I went to a catholic school until 10th grade, at which point I transferred due to overdosing on drugs during school hours. I was shocked at how much better and challenging the classes were at the local public high school. I was also shocked by how much nicer the students were.
 
I think it all depends on self-motivation, parenting and a little bit of wealth.

I am in the same degree as my girlfriend who went through private schools, I went through public schools. However, I'm the only child out of 5 siblings so far that is currently going through tertiary education. One sister is a beauty therapist, the other is a chef/bar/gaming attendant, brother is a mechanic and the other brother is still in high school with no plans as to what to do.

I also agree in a way about DaddyZ saying public schooling is the best thing for a kid growing up. It certainly helps your social skills, friendships and all the rest. When the private school boys hit the same High School as us, it took them at least a year or two to adjust to our usual lifestyle.
 
The problem here is that what the test appears to be saying is that the magical income, "demographic" and "home circumstances" qualities are what make the most difference in children's education... and I'm not entirely sure why people are arguing about all of that. I'm not sure I agree about the income part, but demographic/home circumstances would seem to cover things like having involved parents -- and that's what makes the biggest difference, on average.

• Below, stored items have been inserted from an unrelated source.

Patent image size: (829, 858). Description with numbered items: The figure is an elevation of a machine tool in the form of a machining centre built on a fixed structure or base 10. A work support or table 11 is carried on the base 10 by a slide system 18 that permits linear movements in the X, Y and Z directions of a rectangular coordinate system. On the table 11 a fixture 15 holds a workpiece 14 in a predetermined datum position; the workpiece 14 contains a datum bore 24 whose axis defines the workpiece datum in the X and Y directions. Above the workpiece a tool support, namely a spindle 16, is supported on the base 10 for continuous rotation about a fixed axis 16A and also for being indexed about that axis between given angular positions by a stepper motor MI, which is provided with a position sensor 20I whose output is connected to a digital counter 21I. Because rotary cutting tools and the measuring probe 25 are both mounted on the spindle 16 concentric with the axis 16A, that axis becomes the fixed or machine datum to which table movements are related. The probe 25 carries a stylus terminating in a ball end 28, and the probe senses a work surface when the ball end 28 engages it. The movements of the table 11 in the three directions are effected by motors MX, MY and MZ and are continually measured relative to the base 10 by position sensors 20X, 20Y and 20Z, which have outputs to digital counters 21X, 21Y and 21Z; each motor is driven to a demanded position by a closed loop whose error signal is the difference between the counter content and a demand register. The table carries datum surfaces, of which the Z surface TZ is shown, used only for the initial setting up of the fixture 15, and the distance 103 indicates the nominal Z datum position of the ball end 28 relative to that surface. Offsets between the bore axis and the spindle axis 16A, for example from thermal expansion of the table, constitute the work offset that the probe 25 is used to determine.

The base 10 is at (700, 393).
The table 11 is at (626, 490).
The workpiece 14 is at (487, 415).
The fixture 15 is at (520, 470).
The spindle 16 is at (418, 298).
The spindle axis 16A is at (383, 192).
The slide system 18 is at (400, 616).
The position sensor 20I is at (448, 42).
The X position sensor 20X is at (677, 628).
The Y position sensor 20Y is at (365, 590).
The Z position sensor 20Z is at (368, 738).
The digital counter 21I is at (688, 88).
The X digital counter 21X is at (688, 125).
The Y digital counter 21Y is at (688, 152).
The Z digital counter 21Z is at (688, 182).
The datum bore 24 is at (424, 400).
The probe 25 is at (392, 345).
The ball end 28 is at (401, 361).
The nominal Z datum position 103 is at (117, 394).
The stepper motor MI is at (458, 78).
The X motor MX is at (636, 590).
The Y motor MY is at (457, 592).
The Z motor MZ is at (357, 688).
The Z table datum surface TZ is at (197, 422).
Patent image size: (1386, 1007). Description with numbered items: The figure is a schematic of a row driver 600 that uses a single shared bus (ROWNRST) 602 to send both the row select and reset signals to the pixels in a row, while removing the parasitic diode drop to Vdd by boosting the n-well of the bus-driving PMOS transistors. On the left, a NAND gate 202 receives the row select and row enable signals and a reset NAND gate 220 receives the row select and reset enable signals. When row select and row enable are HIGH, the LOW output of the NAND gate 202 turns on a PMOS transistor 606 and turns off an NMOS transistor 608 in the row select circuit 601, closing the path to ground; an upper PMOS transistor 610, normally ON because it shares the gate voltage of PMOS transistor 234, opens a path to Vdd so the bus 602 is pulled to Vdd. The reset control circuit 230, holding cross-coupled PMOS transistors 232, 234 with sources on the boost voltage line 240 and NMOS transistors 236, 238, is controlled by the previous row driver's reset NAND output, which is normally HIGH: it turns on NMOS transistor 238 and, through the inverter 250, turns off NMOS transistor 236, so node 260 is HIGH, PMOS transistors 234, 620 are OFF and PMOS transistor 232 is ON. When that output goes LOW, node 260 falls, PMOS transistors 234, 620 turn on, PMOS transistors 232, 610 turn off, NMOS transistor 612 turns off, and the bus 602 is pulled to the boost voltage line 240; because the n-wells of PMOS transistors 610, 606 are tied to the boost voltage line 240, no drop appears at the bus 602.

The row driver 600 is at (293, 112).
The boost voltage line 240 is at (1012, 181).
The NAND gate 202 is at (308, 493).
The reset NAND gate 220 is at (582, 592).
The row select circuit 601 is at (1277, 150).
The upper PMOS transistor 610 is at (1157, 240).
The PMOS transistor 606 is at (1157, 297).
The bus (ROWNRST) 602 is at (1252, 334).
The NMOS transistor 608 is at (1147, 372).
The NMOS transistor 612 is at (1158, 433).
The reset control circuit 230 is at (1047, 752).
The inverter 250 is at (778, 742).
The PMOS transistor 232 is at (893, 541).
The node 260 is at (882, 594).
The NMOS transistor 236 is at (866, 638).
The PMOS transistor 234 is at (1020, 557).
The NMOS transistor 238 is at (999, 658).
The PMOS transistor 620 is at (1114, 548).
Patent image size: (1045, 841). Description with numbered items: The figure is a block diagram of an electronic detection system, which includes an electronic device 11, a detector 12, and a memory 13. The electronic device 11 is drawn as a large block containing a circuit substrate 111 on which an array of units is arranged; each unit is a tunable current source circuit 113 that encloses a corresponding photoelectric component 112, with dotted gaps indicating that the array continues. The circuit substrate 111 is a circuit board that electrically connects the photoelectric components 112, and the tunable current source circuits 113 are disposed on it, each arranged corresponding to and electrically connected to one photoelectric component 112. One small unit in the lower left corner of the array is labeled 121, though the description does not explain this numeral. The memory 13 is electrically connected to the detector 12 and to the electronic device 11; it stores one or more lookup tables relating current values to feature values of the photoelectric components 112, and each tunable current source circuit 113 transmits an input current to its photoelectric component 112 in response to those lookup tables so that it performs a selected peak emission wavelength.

Sending a kid to a private school takes an immense amount of sacrifice -- I'd assume that the folks willing to make that kind of sacrifice ALSO tend to be the ones more involved in their children's education in the first place (yes, there are also snobby rich folks -- I readily grant that). If you "adjust" the results so that the children who perform better because their parents are involved are REMOVED/reduced, of course the private school will do worse.

Schools, public or private, only have a small say in how and what children learn. Parents have a much larger say, but a lot tend to shuffle the responsibility off on teachers and such in schools.